La Marina Militare italiana ha le capacità per sminare i porti ucraini, l'ha già fatto in passato in altre aree. Ma sono operazioni "molto laboriose e certamente non veloci" e che richiederebbero "condizioni di tregua fra le parti e un'adeguata cornice di sicurezza". A parlare con l'ANSA della praticabilità dell'ipotesi di una missione - cui parteciperebbero anche assetti italiani - nei porti ucraini per liberare le navi del grano bloccate dal conflitto è l'ammiraglio Giuseppe De Giorgi, già capo di Stato Maggiore della Marina.
"Ad essere minate - osserva De Giorgi - sono soprattutto le acque prospicienti i porti e la costa meridionale dell'Ucraina.
Sono campi di mine finalizzati soprattutto a contrastare eventuali operazioni anfibie russe. Per essere efficace un campo minato deve essere sufficientemente 'denso' di mine. E' quindi verosimile vi siano alcune centinaia di mine, soprattutto ormeggiate sul fondo. Si tratta di un tipo di ordigno che esplode qualora urtato dalla carena di una nave. Non possono essere escluse mine cosiddette a influenza magnetica o attivate per l'onda di pressione causata da una nave che vi passasse sopra, ma ritengo in percentuali minori".
La Marina italiana ha gli assetti per lavorare allo sminamento. "Dovremmo impiegare - rileva l'ammiraglio - i cacciamine classe Gaeta e Lerici, il raggruppamento Subacquei del Varignano, sonar a profondità variabile, droni subacquei a pilotaggio remoto, navi ausiliarie di assistenza logistica per i cacciamine e una nave comando. Dovrebbe essere inoltre prevista una cornice di sicurezza assicurata da navi di scorta". E non sono operazioni che si fanno in pochi giorni. Ogni mina, infatti, sottolinea, "deve essere localizzata e neutralizzata individualmente dagli operatori subacquei o da droni a pilotaggio remoto".
Non si tratterebbe comunque di un'attività inedita per la forza armata. Nel 1984, ricorda De Giorgi, "dopo la guerra dello Yom Kippur fra Israele e l'Egitto abbiamo partecipato all'operazione internazionale di sminamento del canale di Suez con il 14/o Gruppo Navale, costituito da tre cacciamine e una nave appoggio. Successivamente, nel 1987 la Marina Italiana è stata impegnata in una prolungata missione in Golfo Persico che ha visto operare 3 fregate, una nave rifornitrice, una nave ausiliaria e tre cacciamine. Nel 1991, sempre nel Golfo Persico, sono stati impegnati 4 cacciamine. In tutte le operazioni svolte, gli equipaggi della Marina hanno brillato per professionalità e competenza".
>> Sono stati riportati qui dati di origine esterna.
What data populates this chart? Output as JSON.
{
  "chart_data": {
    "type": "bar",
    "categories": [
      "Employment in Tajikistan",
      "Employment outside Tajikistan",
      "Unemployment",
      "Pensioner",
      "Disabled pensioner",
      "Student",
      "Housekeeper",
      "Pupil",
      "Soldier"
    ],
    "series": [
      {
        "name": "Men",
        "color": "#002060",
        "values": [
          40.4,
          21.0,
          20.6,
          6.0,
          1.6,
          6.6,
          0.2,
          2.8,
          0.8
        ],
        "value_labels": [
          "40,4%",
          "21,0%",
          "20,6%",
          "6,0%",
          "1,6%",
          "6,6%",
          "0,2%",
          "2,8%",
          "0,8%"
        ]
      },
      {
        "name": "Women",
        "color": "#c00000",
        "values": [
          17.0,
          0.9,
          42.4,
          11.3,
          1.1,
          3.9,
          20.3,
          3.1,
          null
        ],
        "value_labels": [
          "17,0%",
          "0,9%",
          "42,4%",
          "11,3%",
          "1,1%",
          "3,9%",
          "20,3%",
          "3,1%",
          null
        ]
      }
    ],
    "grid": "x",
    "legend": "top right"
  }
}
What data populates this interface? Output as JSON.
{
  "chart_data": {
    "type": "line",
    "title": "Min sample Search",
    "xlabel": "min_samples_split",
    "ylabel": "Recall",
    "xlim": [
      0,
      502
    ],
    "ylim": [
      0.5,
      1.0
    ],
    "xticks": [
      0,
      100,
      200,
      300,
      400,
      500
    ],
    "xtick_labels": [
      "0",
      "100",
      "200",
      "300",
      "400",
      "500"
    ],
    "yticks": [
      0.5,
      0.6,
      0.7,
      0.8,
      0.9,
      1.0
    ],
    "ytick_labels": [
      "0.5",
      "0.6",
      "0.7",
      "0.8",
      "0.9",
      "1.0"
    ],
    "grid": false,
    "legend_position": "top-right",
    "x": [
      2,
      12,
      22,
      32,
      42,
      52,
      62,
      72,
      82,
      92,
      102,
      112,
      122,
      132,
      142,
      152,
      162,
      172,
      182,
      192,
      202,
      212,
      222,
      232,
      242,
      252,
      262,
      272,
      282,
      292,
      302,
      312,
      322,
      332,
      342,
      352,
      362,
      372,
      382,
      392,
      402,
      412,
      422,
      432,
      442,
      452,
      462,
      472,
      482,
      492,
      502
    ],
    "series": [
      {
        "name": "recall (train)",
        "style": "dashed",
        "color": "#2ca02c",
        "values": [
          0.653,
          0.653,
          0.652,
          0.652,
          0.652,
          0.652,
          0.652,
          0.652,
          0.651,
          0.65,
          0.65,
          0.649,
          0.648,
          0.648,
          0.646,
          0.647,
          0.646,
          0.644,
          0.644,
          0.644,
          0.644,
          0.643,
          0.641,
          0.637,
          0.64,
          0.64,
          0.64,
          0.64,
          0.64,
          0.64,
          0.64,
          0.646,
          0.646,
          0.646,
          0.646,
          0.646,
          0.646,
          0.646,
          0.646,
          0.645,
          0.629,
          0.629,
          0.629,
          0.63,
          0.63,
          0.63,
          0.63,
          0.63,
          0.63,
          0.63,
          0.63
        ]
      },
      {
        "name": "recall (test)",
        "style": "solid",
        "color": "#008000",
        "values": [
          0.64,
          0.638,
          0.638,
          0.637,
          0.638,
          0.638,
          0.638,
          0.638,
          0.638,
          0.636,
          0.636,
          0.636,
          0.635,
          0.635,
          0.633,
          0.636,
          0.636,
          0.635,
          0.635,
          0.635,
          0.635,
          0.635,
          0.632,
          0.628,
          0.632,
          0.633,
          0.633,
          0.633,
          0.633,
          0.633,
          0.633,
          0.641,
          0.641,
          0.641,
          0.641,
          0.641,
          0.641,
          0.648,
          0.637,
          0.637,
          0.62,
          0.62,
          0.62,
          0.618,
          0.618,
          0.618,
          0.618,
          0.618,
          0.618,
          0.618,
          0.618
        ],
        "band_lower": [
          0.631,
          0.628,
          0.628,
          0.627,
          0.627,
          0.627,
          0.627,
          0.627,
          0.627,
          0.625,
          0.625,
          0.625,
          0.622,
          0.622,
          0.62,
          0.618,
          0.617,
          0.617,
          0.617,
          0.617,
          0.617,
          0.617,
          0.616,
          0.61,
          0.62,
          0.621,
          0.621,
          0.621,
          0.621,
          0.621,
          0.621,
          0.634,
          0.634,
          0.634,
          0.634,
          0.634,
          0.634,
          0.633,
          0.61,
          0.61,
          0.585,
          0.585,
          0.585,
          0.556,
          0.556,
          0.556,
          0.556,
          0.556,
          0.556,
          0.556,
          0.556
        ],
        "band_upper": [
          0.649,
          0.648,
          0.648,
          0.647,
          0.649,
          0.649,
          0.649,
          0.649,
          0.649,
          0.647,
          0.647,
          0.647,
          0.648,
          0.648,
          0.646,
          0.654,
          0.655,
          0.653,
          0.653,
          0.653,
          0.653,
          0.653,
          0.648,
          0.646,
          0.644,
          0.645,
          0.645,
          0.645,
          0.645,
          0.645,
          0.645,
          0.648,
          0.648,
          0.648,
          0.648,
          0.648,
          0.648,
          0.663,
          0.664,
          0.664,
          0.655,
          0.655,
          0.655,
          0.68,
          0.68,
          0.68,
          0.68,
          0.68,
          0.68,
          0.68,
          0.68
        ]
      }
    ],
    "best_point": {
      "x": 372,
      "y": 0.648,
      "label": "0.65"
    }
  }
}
Non sono interventi privi di pericoli. "Lo sminamento - spiega l'ammiraglio - è di per sé rischioso. Richiede tempi lunghi, buone condizioni meteorologiche e assenza di turbative esterne. E' evidente che un'operazione di tal genere richiederebbe condizioni di tregua fra le parti e un'adeguata cornice di sicurezza".
Dopo lo sminamento dovrebbe esserci la partenza delle navi che trasportano il grano, con un'adeguato servizio di scorta, cui potrebbero partecipare fregate della classe Fremm e navi ausiliarie. Ma anche qui i rischi sono in agguato.
"Condizione vincolante - sottolinea l'ex capo di Stato Maggiore - sarebbe l'accettazione da ambo le parti di una tregua in quelle acque, altrimenti la missione non sarebbe assolvibile in quanto rischierebbe di trasformarsi in uno scontro navale contro la Marina russa. Resta da vedere - aggiunge - che credibilità possa avere un'eventuale promessa russa di non utilizzare per scopi militari contro l'Ucraina i corridoi di mare sminati per far transitare le navi cariche di grano. Infine, vi è sempre il rischio di uno scambio di colpi per malintesi in mare fra navi di scorta e navi russe".